In February (2011) we posted this note about speech enabling Waze, the crowdsourced traffic reporting app for smartphones. At the time, we noted that speech input and output would be a necessity for a truly “hands-free/eyes forward” navigational app for smartphones.
True to their word, the engineers at Waze have steadily added to the app’s voice-based features and functions. As noted in this post in the company’s “By the Waze” blog, TTS-based driving instructions have been a feature of the “Commuting Widget” available for download from the Android Marketplace. Then, on September 22, Nuance Communications let it be known that the voice rendering of navigational advice in the Waze applications for both Android and iOS-based devices was using a cloud-based instantiation of its flagship text-to-speech rendering software called Vocalizer Network as invoked from Nuance Vocalizer Studio.

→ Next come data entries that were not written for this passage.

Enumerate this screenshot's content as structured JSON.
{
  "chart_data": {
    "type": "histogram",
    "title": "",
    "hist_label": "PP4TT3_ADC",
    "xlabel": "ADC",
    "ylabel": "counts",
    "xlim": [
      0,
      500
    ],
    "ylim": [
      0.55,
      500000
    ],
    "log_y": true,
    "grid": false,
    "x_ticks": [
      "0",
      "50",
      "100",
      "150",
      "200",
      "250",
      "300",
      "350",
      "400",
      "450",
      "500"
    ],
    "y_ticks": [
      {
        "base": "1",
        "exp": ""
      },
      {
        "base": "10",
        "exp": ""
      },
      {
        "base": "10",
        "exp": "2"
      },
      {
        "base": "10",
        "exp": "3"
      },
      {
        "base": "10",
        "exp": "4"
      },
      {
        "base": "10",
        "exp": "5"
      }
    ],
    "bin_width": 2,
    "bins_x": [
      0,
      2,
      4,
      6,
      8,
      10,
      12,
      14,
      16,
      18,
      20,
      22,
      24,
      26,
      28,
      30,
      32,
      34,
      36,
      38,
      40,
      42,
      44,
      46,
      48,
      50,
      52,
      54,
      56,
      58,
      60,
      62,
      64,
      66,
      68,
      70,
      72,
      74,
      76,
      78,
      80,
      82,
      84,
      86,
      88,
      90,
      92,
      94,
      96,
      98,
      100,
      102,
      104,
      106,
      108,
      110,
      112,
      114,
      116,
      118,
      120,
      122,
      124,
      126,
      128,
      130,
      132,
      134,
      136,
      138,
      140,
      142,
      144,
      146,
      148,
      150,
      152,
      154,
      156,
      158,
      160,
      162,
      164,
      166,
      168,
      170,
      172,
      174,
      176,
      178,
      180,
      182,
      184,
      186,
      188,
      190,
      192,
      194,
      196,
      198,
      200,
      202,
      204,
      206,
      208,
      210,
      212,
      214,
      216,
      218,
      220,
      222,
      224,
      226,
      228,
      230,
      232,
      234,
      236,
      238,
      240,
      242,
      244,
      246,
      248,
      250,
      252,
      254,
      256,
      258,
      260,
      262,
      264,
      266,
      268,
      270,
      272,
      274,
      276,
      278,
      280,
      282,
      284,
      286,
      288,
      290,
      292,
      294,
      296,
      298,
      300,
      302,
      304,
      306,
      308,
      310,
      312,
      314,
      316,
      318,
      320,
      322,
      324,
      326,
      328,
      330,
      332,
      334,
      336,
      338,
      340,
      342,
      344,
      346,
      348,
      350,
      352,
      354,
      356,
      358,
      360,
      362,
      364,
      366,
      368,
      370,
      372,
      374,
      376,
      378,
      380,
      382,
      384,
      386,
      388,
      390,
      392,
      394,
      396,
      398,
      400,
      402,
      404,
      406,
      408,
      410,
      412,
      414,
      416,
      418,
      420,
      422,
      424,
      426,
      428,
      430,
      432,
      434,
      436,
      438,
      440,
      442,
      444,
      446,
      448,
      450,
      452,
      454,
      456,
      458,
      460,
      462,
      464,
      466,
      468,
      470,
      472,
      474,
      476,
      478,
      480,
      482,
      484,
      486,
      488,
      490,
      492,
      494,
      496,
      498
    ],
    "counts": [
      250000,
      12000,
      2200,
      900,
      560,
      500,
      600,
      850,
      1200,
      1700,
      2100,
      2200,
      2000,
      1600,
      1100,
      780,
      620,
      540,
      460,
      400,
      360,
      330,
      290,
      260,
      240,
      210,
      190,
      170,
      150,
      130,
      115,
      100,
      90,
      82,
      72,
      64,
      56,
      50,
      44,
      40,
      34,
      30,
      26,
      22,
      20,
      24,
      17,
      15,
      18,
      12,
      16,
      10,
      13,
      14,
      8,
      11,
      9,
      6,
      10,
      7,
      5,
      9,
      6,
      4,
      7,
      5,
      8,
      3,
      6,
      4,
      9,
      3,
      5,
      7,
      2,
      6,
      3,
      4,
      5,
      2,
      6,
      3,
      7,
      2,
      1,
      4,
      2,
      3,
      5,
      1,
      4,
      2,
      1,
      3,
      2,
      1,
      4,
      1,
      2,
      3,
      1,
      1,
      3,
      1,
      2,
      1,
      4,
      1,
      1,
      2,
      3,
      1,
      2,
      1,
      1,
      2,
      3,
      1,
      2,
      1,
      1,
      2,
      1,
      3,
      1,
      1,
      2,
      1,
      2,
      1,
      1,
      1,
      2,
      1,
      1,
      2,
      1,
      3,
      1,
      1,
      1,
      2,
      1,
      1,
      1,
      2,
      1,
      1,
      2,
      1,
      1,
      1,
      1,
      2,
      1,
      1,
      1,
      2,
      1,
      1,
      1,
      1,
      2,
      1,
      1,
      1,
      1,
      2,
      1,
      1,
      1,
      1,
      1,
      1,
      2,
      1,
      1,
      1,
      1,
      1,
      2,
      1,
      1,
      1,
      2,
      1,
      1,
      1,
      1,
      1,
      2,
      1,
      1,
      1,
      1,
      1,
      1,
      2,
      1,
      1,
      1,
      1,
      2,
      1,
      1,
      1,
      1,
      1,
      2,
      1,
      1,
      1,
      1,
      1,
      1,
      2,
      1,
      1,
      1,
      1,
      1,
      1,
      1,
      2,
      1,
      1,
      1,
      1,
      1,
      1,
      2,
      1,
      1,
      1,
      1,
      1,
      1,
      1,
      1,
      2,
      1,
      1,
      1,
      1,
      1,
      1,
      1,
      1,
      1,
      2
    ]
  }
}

In a separate, but related story, Nuance also announced that it had retooled the packaging of the services and features of the Nuance Mobile Developer (NDEV-Mobile) program. As described in this press release, the new configuration offers third-party developers three distinct tiers to simplify how they use Nuance’s Dragon speech recognition on multiple mobile platoforms, including Windows Phone 7, in addition to iOS, Android and an http-based Web interface. Since its inception in January 2011, the program has registered over 4,000 mobile app developers and, according to the Nuance Press Release, it “has voice-enabled some of the market’s most popular apps, including Siri, Price Check by Amazon, Ask for iPhone, Merriam-Webster, Dictionary.com, RemoteLink from OnStar, SpeechTrans, Yellow Pages and AirYell from Avantar, iTranslate, Taskmind, SayHi Translate, Vocre, Bon’App” among others.
The ability to voice enable search, navigation and translation has captured the imagination and energy of mobile app developers. But the notion of knitting each function together to act as a personal agent is the ultimate enticement.